O instrumento de Acordo de Cooperação Técnica é instrumento administrativo cuja natureza jurídica caracteriza-se como convênio em sentido amplo (enquanto gênero), logicamente, distinta do convênio em sentido estrito, do Termo de Cooperação e do Acordo de Cooperação.[10]

Ainda, acerca da celebração de convênio em sentido amplo, destaca-se que o mesmo independe de licitação prévia, consoante a seguinte lição doutrinária:

“Consideram-se convênios administrativos os ajustes firmados por pessoas administrativas entre si, ou entre estas e entidades particulares, com vistas a ser alcançado determinado objetivo de interesse público. Como bem registra HELY LOPES MEIRELES, convênio e contrato não se confundem, embora tenham em comum a existência de vínculo jurídico fundado na manifestação de vontade dos participantes. No contrato os interesses são opostos e diversos, no convênio são paralelos e comuns. Nesse tipo de negócio jurídico, o elemento fundamental é a cooperação , e não o lucro, que é o almejado pelas partes no contrato. (...) Outro aspecto distintivo reside nos polos da relação jurídica. Nos contratos, são apenas dois os polos, ainda que num destes haja mais de um pactuante. Nos convênios, aos revés, podem ser vários os polos, havendo um inter-relacionamento múltiplo, de modo que cada participante tem, na verdade, relação jurídica com cada um dos integrantes dos demais polos. Os convênios não se formam com personalidade jurídica autônoma e representam, na verdade, o vínculo que aproxima várias entidades cm personalidade própria. O vínculo jurídico nessa modalidade de ajuste não tem a rigidez própria das relações contratuais.(...)Como esse tipo de ajuste está fundado no propósito de cooperação mutua entre os pactuantes, tem sido admitida a participação, entes os pactuantes, de órgãos públicos, despidos de personalidade jurídica. (...)A celebração de convênios, por sua, natureza independe de licitação prévia como regra. É verdade que a Lei n° 8.666/1993 estabelece, no art.116, que ela é aplicável convênios e outros acordos congêneres. Faz, entretanto, a ressalva de que a aplicação ocorre no que couber. Como é lógico, raramente será possível a competitividade que marca o processo licitatório, porque os pactuantes já estão perviamente ajustados para o fim comum a que se propõem. Por outro lado, no verdadeiro convênio inexiste perseguição do lucro, e os recursos financeiros empregados servem para cobertura dos custos necessários à operacionalização do acordo. Sendo assim, inviável e incoerente realizar licitação.” (destaques do autor)[11]

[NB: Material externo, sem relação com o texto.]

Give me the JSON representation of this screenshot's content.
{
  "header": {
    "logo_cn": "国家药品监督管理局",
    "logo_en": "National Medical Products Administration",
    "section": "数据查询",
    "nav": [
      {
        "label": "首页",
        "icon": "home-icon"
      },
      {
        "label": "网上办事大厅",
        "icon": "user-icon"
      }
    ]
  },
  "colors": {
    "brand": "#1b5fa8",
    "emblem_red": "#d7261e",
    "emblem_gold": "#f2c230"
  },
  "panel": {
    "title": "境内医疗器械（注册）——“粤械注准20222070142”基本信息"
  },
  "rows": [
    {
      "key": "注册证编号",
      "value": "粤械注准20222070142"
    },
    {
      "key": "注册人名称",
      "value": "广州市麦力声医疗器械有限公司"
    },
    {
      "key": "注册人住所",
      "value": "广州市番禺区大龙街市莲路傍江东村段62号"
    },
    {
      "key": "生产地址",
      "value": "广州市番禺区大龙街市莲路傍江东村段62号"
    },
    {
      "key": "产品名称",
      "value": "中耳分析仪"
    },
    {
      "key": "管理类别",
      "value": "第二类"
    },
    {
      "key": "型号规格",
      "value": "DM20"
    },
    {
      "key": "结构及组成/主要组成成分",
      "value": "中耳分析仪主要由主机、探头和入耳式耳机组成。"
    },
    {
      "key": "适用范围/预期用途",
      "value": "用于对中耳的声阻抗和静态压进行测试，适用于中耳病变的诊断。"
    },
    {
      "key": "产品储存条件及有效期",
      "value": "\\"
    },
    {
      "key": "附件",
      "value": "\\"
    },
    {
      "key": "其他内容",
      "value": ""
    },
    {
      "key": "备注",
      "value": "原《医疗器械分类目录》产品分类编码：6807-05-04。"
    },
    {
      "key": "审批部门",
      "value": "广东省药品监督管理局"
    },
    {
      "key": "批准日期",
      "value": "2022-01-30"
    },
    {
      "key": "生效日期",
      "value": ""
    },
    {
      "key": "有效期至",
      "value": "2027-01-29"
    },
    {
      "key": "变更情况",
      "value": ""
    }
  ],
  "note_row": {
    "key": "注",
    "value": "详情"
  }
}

Forçoso, ainda, destacar a distinção do “Acordo de Cooperação Técnica”(ACT), em que não há transferência de recursos, do“Termo de Cooperação”, que envolve o repasse de recursos. E, tratando-se de delegação de competência para licenciamento ambiental, a nomenclatura mais adequada é o ACT.

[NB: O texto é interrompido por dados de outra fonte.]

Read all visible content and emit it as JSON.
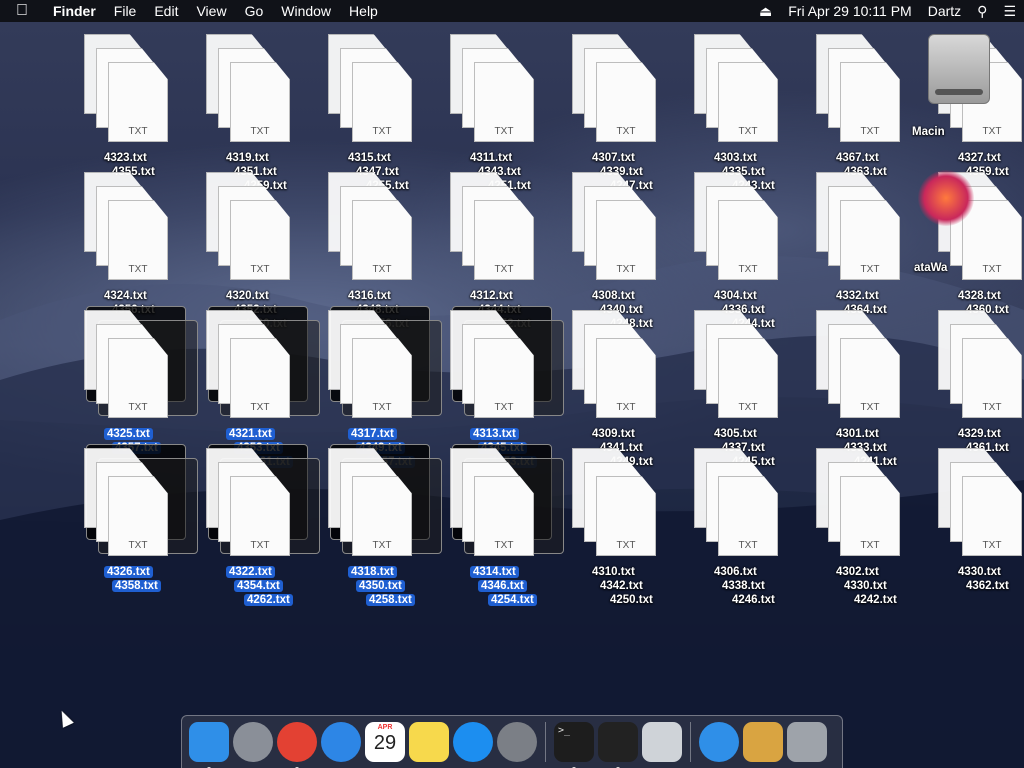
{
  "menubar": {
    "app": "Finder",
    "menus": [
      "File",
      "Edit",
      "View",
      "Go",
      "Window",
      "Help"
    ],
    "datetime": "Fri Apr 29  10:11 PM",
    "user": "Dartz"
  },
  "desktop": {
    "file_ext": "TXT",
    "stacks": [
      {
        "labels": [
          "4323.txt",
          "4355.txt"
        ],
        "sel": false
      },
      {
        "labels": [
          "4319.txt",
          "4351.txt",
          "4259.txt"
        ],
        "sel": false
      },
      {
        "labels": [
          "4315.txt",
          "4347.txt",
          "4255.txt"
        ],
        "sel": false
      },
      {
        "labels": [
          "4311.txt",
          "4343.txt",
          "4251.txt"
        ],
        "sel": false
      },
      {
        "labels": [
          "4307.txt",
          "4339.txt",
          "4247.txt"
        ],
        "sel": false
      },
      {
        "labels": [
          "4303.txt",
          "4335.txt",
          "4243.txt"
        ],
        "sel": false
      },
      {
        "labels": [
          "4367.txt",
          "4363.txt"
        ],
        "sel": false
      },
      {
        "labels": [
          "4327.txt",
          "4359.txt"
        ],
        "sel": false
      },
      {
        "labels": [
          "4324.txt",
          "4356.txt"
        ],
        "sel": false
      },
      {
        "labels": [
          "4320.txt",
          "4352.txt",
          "4260.txt"
        ],
        "sel": false
      },
      {
        "labels": [
          "4316.txt",
          "4348.txt",
          "4256.txt"
        ],
        "sel": false
      },
      {
        "labels": [
          "4312.txt",
          "4344.txt",
          "4252.txt"
        ],
        "sel": false
      },
      {
        "labels": [
          "4308.txt",
          "4340.txt",
          "4248.txt"
        ],
        "sel": false
      },
      {
        "labels": [
          "4304.txt",
          "4336.txt",
          "4244.txt"
        ],
        "sel": false
      },
      {
        "labels": [
          "4332.txt",
          "4364.txt"
        ],
        "sel": false
      },
      {
        "labels": [
          "4328.txt",
          "4360.txt"
        ],
        "sel": false
      },
      {
        "labels": [
          "4325.txt",
          "4357.txt"
        ],
        "sel": true
      },
      {
        "labels": [
          "4321.txt",
          "4353.txt",
          "4261.txt"
        ],
        "sel": true
      },
      {
        "labels": [
          "4317.txt",
          "4349.txt",
          "4257.txt"
        ],
        "sel": true
      },
      {
        "labels": [
          "4313.txt",
          "4345.txt",
          "4253.txt"
        ],
        "sel": true
      },
      {
        "labels": [
          "4309.txt",
          "4341.txt",
          "4249.txt"
        ],
        "sel": false
      },
      {
        "labels": [
          "4305.txt",
          "4337.txt",
          "4245.txt"
        ],
        "sel": false
      },
      {
        "labels": [
          "4301.txt",
          "4333.txt",
          "4241.txt"
        ],
        "sel": false
      },
      {
        "labels": [
          "4329.txt",
          "4361.txt"
        ],
        "sel": false
      },
      {
        "labels": [
          "4326.txt",
          "4358.txt"
        ],
        "sel": true
      },
      {
        "labels": [
          "4322.txt",
          "4354.txt",
          "4262.txt"
        ],
        "sel": true
      },
      {
        "labels": [
          "4318.txt",
          "4350.txt",
          "4258.txt"
        ],
        "sel": true
      },
      {
        "labels": [
          "4314.txt",
          "4346.txt",
          "4254.txt"
        ],
        "sel": true
      },
      {
        "labels": [
          "4310.txt",
          "4342.txt",
          "4250.txt"
        ],
        "sel": false
      },
      {
        "labels": [
          "4306.txt",
          "4338.txt",
          "4246.txt"
        ],
        "sel": false
      },
      {
        "labels": [
          "4302.txt",
          "4330.txt",
          "4242.txt"
        ],
        "sel": false
      },
      {
        "labels": [
          "4330.txt",
          "4362.txt"
        ],
        "sel": false
      }
    ],
    "disk_label": "Macin",
    "app_label": "ataWa"
  },
  "dock": {
    "items": [
      {
        "name": "finder",
        "color": "#2f8fe8",
        "running": true
      },
      {
        "name": "launchpad",
        "color": "#8a8f98",
        "running": false
      },
      {
        "name": "chrome",
        "color": "#e34133",
        "running": true
      },
      {
        "name": "safari",
        "color": "#2d86e6",
        "running": false
      },
      {
        "name": "calendar",
        "color": "#ffffff",
        "running": false,
        "month": "APR",
        "day": "29"
      },
      {
        "name": "notes",
        "color": "#f7d94c",
        "running": false
      },
      {
        "name": "app-store",
        "color": "#1c8ef0",
        "running": false
      },
      {
        "name": "system-preferences",
        "color": "#7b7f86",
        "running": false
      },
      {
        "sep": true
      },
      {
        "name": "terminal",
        "color": "#1d1d1d",
        "running": true
      },
      {
        "name": "activity-monitor",
        "color": "#222",
        "running": true
      },
      {
        "name": "network-utility",
        "color": "#cfd3d8",
        "running": false
      },
      {
        "sep": true
      },
      {
        "name": "app-store-downloads",
        "color": "#2f8fe8",
        "running": false
      },
      {
        "name": "archive-utility",
        "color": "#d9a441",
        "running": false
      },
      {
        "name": "trash",
        "color": "#9ea3aa",
        "running": false
      }
    ]
  }
}
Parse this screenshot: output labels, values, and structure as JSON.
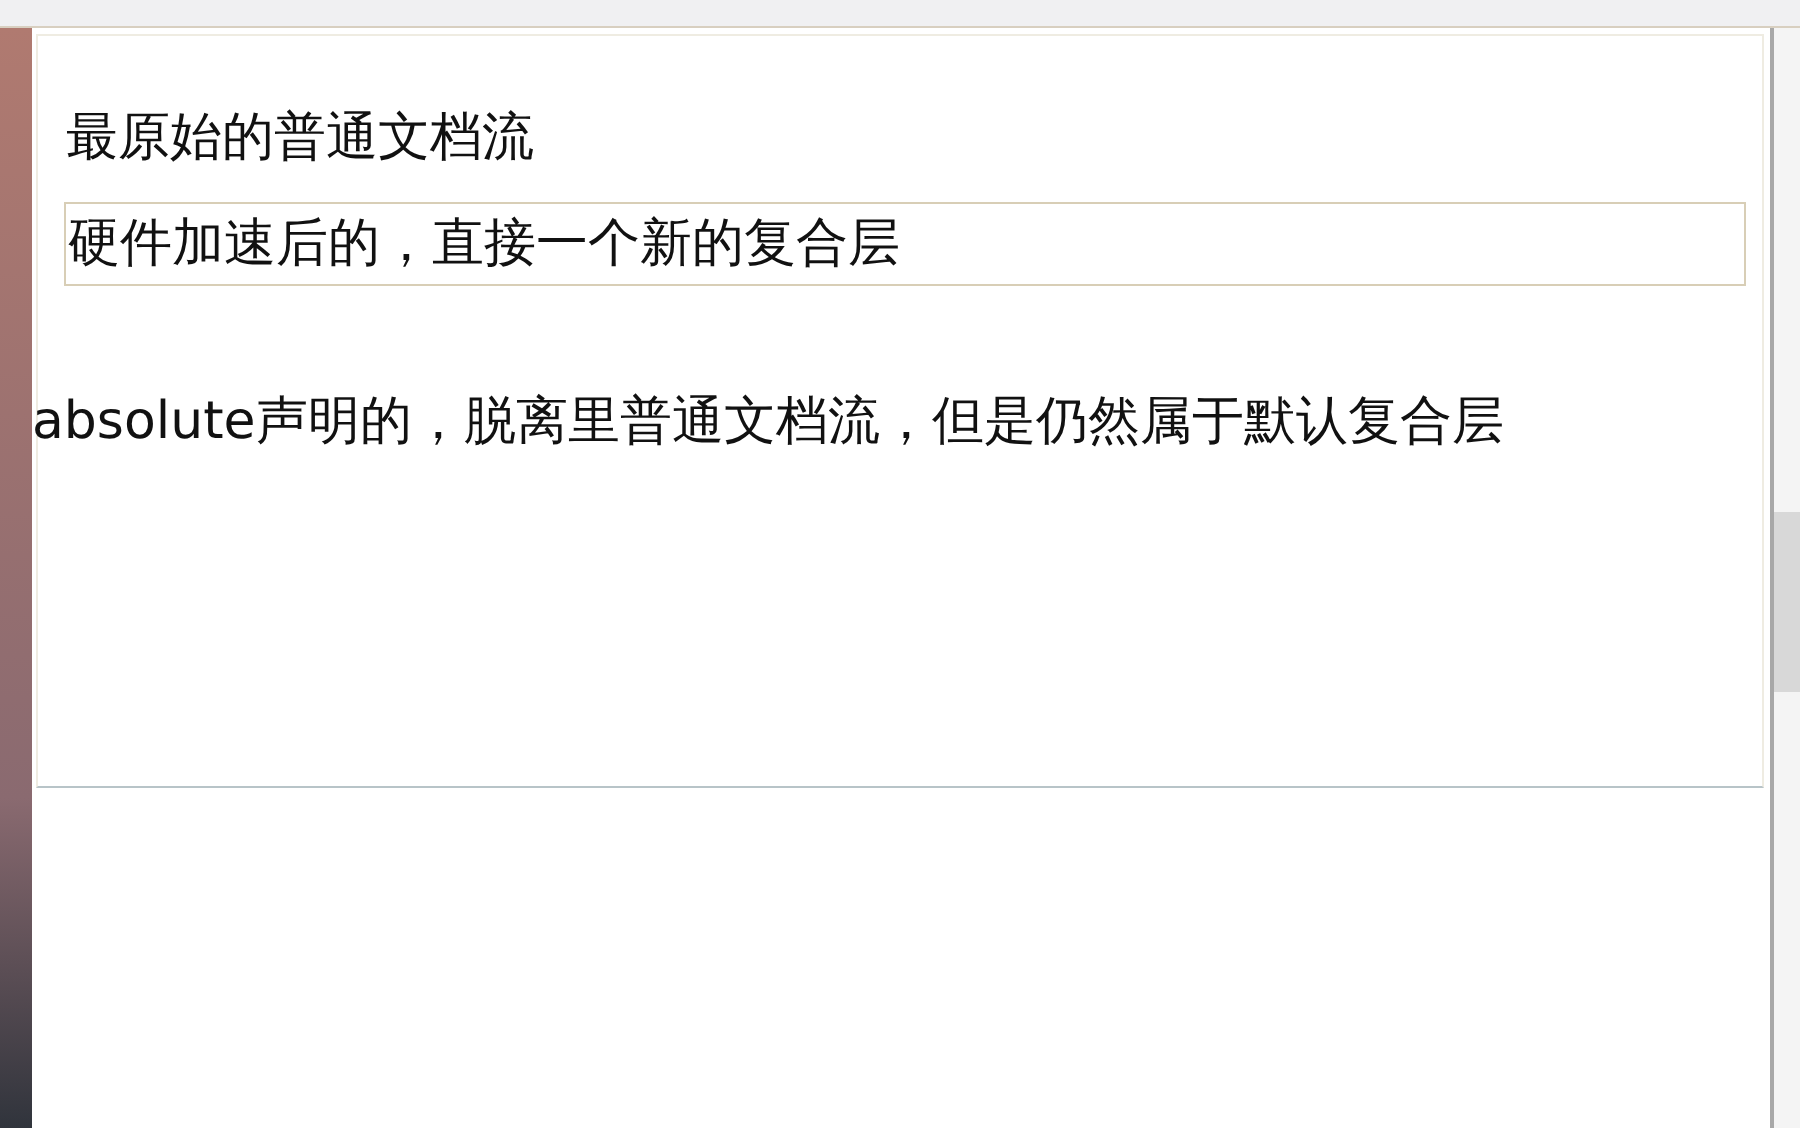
{
  "blocks": [
    {
      "kind": "normal",
      "text": "最原始的普通文档流"
    },
    {
      "kind": "composited",
      "text": "硬件加速后的，直接一个新的复合层"
    },
    {
      "kind": "absolute",
      "text": "absolute声明的，脱离里普通文档流，但是仍然属于默认复合层"
    }
  ]
}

Acerca das formalidades a serem observadas pela Administração delegante, primeiramente, importa promover instrução processual devida no sentido de demonstrar a convergência de interesses entre as partes competentes, nomeadamente, no momento da finalização das tratativas e da formalização do ACT.

Quanto à incidência e ao cumprimento de requisitos legais para o ACT, aplicam-se as normas do art.116 da Lei n. 8.666/93, no que couber. Também merece consideração o art. 54 dessa Lei, no que aplicável aos ACT, quando indica cláusulas obrigatórias dos contratos a serem firmados pela Administração, a saber: (i) o objeto e seus elementos característicos; (ii) os prazos de início de etapas de execução, de conclusão, de entrega, de observação e de recebimento definitivo, conforme o caso; (iii) os direitos e as responsabilidades das partes; (iv) os casos de rescisão; (v) a cláusula do foro para dirimir qualquer questão contratual, devendo ser apontado aquele da sede da Administração. Também, são usualmente incluídas cláusulas de vigência, publicidade e publicação.

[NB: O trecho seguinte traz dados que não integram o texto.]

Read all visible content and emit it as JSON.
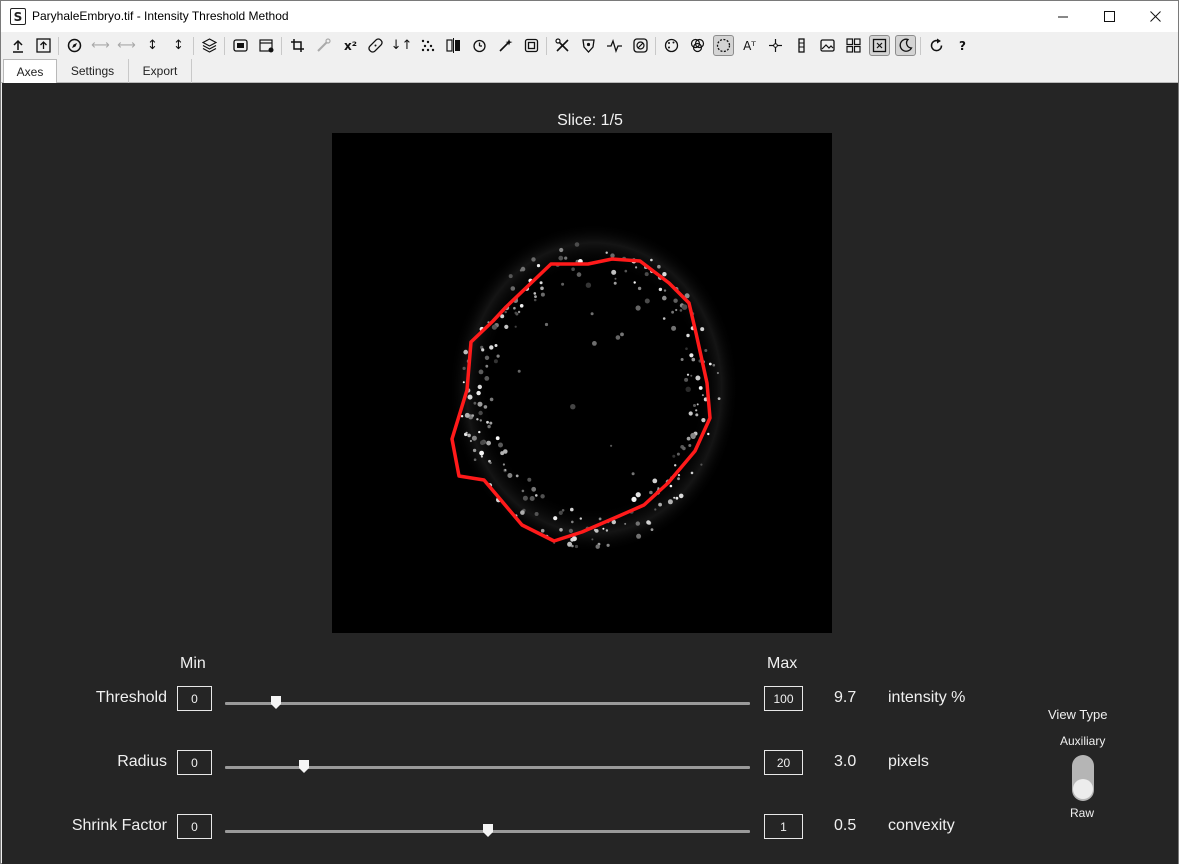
{
  "window": {
    "title": "ParyhaleEmbryo.tif - Intensity Threshold Method",
    "app_icon_letter": "S",
    "minimize_icon": "minimize-icon",
    "maximize_icon": "maximize-icon",
    "close_icon": "close-icon"
  },
  "toolbar": {
    "x_squared_label": "x²",
    "help_label": "?"
  },
  "tabs": [
    {
      "label": "Axes",
      "selected": true
    },
    {
      "label": "Settings",
      "selected": false
    },
    {
      "label": "Export",
      "selected": false
    }
  ],
  "viewer": {
    "slice_label": "Slice: 1/5"
  },
  "controls": {
    "min_label": "Min",
    "max_label": "Max",
    "params": [
      {
        "name": "Threshold",
        "min": "0",
        "max": "100",
        "value": "9.7",
        "unit": "intensity %",
        "fraction": 0.097
      },
      {
        "name": "Radius",
        "min": "0",
        "max": "20",
        "value": "3.0",
        "unit": "pixels",
        "fraction": 0.15
      },
      {
        "name": "Shrink Factor",
        "min": "0",
        "max": "1",
        "value": "0.5",
        "unit": "convexity",
        "fraction": 0.5
      }
    ]
  },
  "view_type": {
    "title": "View Type",
    "top_option": "Auxiliary",
    "bottom_option": "Raw",
    "selected": "Raw"
  },
  "colors": {
    "panel_background": "#252525",
    "outline": "#ff1a1a"
  }
}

O ACT é lícito para essa hipótese de delegação exatamente porque foi indicado expressamente no elenco dos instrumentos de cooperação institucional, nos termos do art.4º, II, da Lei Complementar (LC) n° 140/2011, que fixa normas, nos termos dos incisos III, VI e VII do caput e do parágrafo único do art. 23 da Constituição Federal, para a cooperação entre a União, os Estados, o Distrito Federal e os Municípios nas ações administrativas decorrentes do exercício da competência comum para a proteção ambiental. A saber:

“Art. 4o  Os entes federativos podem valer-se, entre outros, dos seguintes instrumentos de cooperação institucional: (...)

II - convênios, acordos de cooperação técnica e outros instrumentos similares com órgãos e entidades do Poder Público, respeitado o art. 241 da Constituição Federal;(...)”

Em face da divisão de atribuições específicas para o licenciamento ambiental, nos âmbitos da União, dos Estados, dos Municípios e do Distrito Federal, consoante, respectivamente, art. 7º, XIV, 8º, XIV, 9º, XIV e 10, da LC nº 140/2011, esta mesma LC previu a possibilidade de delegação de atribuições de um ente federativo a outro, respeitados os requisitos legais e mediante convênio, consoante seus arts.4º, V, e 5º, in verbis:

“Art. 4o Os entes federativos podem valer-se, entre outros, dos seguintes instrumentos de cooperação institucional:

(...)

V - delegação de atribuições de um ente federativo a outro, respeitados os requisitos previstos nesta Lei Complementar;

Art. 5o O ente federativo poderá delegar, mediante convênio, a execução de ações administrativas a ele atribuídas nesta Lei Complementar, desde que o ente destinatário da delegação disponha de órgão ambiental capacitado a executar as ações administrativas a serem delegadas e de conselho de meio ambiente.

Parágrafo único. Considera-se órgão ambiental capacitado, para os efeitos do disposto no caput, aquele que possui técnicos próprios ou em consórcio, devidamente habilitados e em número compatível com a demanda das ações administrativas a serem delegadas.”


4  OS REQUISITOS DISPOSTOS NA LEI COMPLEMENTAR 140/2011 PARA A DELEGAÇÃO DO LICENCIAMENTO AMBIENTAL

Por outro lado, além das formalidades supra tratadas, há que se observar o atendimento aos requisitos legais do citado art.5º, da LC 140/2011.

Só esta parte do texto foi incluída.